Best of AP — Honorable Mention

Peru’s disappeared: Dozens look for relatives lost to violence. A woman who knows their sorrow helps

Lidia Flores, the leader of the National Association of Relatives of Detained and Disappeared Persons of Peru, poses for a portrait in Ayacucho, Peru, Tuesday, Oct. 22, 2024. Flores' husband was killed in Peru's internal armed conflict (1980-2000). (AP Photo/Silvio La Rosa)
Peru Disappeared

Many of the thousands who have disappeared in Latin America over decades have never been found, presumed victims of dictatorships, insurgencies, or organized crime.

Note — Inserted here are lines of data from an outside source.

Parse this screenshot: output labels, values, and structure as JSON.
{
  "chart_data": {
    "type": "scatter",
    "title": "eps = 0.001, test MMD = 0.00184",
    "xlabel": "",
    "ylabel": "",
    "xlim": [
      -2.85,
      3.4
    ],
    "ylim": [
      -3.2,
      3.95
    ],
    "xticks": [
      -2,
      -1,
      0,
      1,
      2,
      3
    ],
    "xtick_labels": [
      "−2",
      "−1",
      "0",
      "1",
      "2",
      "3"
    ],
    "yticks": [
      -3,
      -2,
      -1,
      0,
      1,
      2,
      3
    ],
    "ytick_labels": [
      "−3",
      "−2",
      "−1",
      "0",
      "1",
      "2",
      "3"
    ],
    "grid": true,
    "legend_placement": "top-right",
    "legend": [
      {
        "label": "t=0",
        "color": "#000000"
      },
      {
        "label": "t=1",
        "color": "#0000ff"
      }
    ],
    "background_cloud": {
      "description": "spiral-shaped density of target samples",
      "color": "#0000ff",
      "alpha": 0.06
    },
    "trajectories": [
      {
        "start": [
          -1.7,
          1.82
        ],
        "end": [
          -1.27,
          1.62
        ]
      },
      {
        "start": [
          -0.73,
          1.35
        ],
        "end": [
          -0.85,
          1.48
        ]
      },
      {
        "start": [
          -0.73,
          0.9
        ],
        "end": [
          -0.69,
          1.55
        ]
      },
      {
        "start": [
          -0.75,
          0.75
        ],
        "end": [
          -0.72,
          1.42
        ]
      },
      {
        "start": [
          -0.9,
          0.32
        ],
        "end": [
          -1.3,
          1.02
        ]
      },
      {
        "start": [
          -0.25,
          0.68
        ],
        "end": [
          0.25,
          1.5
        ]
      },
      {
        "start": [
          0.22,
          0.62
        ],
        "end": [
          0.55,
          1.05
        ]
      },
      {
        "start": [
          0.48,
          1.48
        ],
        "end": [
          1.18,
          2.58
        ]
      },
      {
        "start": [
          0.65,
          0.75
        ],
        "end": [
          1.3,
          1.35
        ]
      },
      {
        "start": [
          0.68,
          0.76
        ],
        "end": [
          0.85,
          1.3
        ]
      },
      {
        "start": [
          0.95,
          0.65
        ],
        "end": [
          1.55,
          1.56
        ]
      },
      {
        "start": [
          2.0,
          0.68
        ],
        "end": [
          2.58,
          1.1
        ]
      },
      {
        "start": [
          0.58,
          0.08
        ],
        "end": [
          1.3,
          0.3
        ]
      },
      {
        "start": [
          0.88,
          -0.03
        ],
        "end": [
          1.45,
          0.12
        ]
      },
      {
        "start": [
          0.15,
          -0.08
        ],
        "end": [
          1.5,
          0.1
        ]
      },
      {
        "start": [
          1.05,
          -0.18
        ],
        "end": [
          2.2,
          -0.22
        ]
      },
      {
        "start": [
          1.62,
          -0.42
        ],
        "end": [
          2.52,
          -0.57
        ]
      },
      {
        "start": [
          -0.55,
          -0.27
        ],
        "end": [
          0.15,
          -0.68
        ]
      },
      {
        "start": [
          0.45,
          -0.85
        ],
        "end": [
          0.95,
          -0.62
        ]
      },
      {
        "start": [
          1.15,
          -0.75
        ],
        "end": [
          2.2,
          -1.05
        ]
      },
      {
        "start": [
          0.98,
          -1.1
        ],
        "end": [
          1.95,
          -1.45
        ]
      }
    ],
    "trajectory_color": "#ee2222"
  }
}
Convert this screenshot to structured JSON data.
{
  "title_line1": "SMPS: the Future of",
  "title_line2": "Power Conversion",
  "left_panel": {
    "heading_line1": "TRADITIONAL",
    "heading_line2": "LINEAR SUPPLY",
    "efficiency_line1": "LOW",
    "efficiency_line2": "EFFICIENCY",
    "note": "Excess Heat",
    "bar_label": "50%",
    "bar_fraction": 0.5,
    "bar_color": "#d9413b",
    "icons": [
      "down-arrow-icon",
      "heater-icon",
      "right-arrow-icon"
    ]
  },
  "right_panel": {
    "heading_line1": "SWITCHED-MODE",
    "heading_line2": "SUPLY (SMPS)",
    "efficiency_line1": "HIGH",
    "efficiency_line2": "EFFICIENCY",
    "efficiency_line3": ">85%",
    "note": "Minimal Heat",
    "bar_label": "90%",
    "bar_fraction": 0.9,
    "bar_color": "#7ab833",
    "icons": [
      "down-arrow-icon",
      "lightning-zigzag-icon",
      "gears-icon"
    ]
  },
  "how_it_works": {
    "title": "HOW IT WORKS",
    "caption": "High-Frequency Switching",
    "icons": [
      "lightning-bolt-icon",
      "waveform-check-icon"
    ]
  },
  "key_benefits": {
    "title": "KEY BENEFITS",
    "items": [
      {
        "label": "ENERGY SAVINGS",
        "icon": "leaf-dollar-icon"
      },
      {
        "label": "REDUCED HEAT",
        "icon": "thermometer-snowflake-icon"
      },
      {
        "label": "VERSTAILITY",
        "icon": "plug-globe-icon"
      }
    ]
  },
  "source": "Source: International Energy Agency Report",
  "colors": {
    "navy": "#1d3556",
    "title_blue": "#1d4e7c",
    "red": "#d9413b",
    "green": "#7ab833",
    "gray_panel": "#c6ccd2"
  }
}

While the mass disappearances in Argentina and Chile are well known, similarly wrenching traumas elsewhere in the region have received far less attention.

Over several months, religion reporter Maria Teresa Hernandez traveled to Peru, Colombia, and Paraguay, where many families continue to search for answers, enduring years of uncertainty and a lack of official justice.

Several people shared haunting stories of their quests with Hernandez. AP photographers Guadalupe Pardo, Ivan Valencia, Silvio La Rosa, and Jorge Saenz provided compelling images to accompany her stories in both Spanish and English.

The judges commended Hernandez for shedding light on this ongoing tragedy in places often overlooked by global media and for putting human faces to the struggles of thousands of families.